When Obasanjo took the oath of office as Nigeria’s elected President on May 29, 1999, after the country had endured fifteen years of adventurism and brigandage under military rule, it was regarded as a turning point in its political history. And indeed, there were many early positive developments. The media and the civil population regained their freedom, investor confidence was restored and international financial institutions like the IMF were willing to discuss the rescheduling of Nigeria’s debt. The Obasanjo administration also won plaudits for passing an anticorruption act that prescribes stringent punishments for corrupt officeholders and for forcing the retirement of more than 120 military officers whose careers were judged to be tainted by politics. A government-sponsored panel investigated human rights violations during the period of military rule based on thousands of petitions, thereby achieving, to some extent, a national catharsis.
But more recent developments are far less encouraging. The economy remains nearly comatose, with imports accounting for more than 80 percent of manufactured goods consumed. The value of the national currency has gone from 100 to 135 naira to the dollar in the past four months. The collapse of the social infrastructure remains unaddressed, as do crime and the battered education system. The imposition of Sharia (Muslim law) in the northern states has upset many southerners and Christians.
Perhaps the biggest problems Obasanjo has failed to solve involve Nigeria’s lifeline, oil. The conflict between the oil-producing communities of the Niger Delta and the oil multinationals has assumed the status of low-intensity warfare, with the government on the side of the oil giants. The government provides police protection for oil companies’ installations and applies military force against protesting communities. Last year Obasanjo ordered an attack on Odi, a sleepy village with immense oil and gas reserves; the soldiers razed the entire village in order to put down an uprising. Recently the governors from the oil states demanded control of the resources in their domain, citing the Nigerian constitution. The international character of the struggle has intensified with a ruling in October by a US Circuit Court of Appeals that the Ogoni community could bring a class-action suit against Royal Dutch/Shell.
Gas lines–which briefly disappeared after the Obasanjo administration blocked some of the loopholes in the supply and distribution system, carried out refinery maintenance and embarked on a well-supervised massive importation of fuel–have returned. The country’s three main refineries are near collapse, and the government no longer has enough funds to subsidize imported fuel. Ironically, the world’s sixth-largest oil producer is unable to make fuel available to its people. Obasanjo has now decided to end government subsidies, which will mean price increases of 200 to 300 percent. That threatens to bring about a massive national strike and possible economic shutdown.
There are palpable fears that Obasanjo’s seeming inability to find ways of resolving these problems may provide a justification for a military takeover. The past two years have witnessed worsening living conditions, and many Nigerians argue that it was never this bad, even under the military. Retired generals openly attack the government for its woeful performance, while forced retirements cause restlessness in the barracks. In April three service chiefs were suddenly retired based on intelligence reports questioning their loyalty.

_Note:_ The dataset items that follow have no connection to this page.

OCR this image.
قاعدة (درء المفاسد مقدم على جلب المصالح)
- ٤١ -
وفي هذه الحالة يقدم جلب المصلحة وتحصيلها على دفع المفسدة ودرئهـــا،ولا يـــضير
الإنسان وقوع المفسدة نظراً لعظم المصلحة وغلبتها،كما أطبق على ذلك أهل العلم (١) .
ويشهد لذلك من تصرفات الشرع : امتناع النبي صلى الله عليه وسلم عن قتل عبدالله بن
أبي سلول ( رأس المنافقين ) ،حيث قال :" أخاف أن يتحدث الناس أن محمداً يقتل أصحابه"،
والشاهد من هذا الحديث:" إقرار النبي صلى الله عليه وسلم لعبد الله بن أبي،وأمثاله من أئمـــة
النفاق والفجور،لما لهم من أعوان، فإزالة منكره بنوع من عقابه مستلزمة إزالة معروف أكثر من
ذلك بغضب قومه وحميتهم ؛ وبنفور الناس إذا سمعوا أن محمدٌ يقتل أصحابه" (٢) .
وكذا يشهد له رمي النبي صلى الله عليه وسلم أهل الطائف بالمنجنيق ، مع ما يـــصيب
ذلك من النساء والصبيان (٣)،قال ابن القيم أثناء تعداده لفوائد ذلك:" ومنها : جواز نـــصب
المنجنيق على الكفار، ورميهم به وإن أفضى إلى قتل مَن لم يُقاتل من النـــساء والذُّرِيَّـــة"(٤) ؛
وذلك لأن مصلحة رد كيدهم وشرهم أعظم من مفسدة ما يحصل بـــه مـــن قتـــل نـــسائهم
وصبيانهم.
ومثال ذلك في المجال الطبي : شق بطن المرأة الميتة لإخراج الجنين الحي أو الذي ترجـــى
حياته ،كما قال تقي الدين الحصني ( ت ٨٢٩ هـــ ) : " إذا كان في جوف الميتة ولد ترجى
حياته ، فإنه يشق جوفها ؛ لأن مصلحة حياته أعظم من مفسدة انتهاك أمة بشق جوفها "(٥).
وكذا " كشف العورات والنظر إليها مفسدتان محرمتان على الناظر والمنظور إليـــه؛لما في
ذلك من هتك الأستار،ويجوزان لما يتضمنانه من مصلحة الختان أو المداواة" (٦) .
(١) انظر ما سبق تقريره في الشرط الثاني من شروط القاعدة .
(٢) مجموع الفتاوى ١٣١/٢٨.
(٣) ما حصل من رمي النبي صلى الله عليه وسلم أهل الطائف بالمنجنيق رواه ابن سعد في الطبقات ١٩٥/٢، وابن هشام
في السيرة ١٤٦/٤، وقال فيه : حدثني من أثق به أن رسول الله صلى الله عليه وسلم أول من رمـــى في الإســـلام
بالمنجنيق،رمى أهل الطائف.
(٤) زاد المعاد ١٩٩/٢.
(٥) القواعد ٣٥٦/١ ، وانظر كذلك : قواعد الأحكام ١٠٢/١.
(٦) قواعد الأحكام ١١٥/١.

Meanwhile, agitation for a national conference to renegotiate Nigeria’s federalism, to which the government is opposed, has won more converts. And opponents are already looking toward the next presidential election, in 2003.
Obasanjo must take bold and pragmatic actions toward resolving these seemingly intractable problems and bringing about genuine reconciliation among Nigeria’s tribes if he is to avoid the risk that the country will disintegrate. Obasanjo understands this but is confronted by powerful forces. Recently while on a visit to the United States, he was asked to name the major achievement of his administration. After a deep breath, he answered, “Nigeria is still united.” To force change, Obasanjo must stop dispensing patronage, send home the aged brigade of ministers recycled through several administrations and recruit young technocrats who better understand the nuances of the new economy. Corruption and inefficiency must be rooted out. Obasanjo must also involve Nigerians more in decision-making rather than acting unilaterally, as has been his practice. If he falters, the club of retired military officers, with their civilian collaborators, is prepared to seize any opportunity to take power.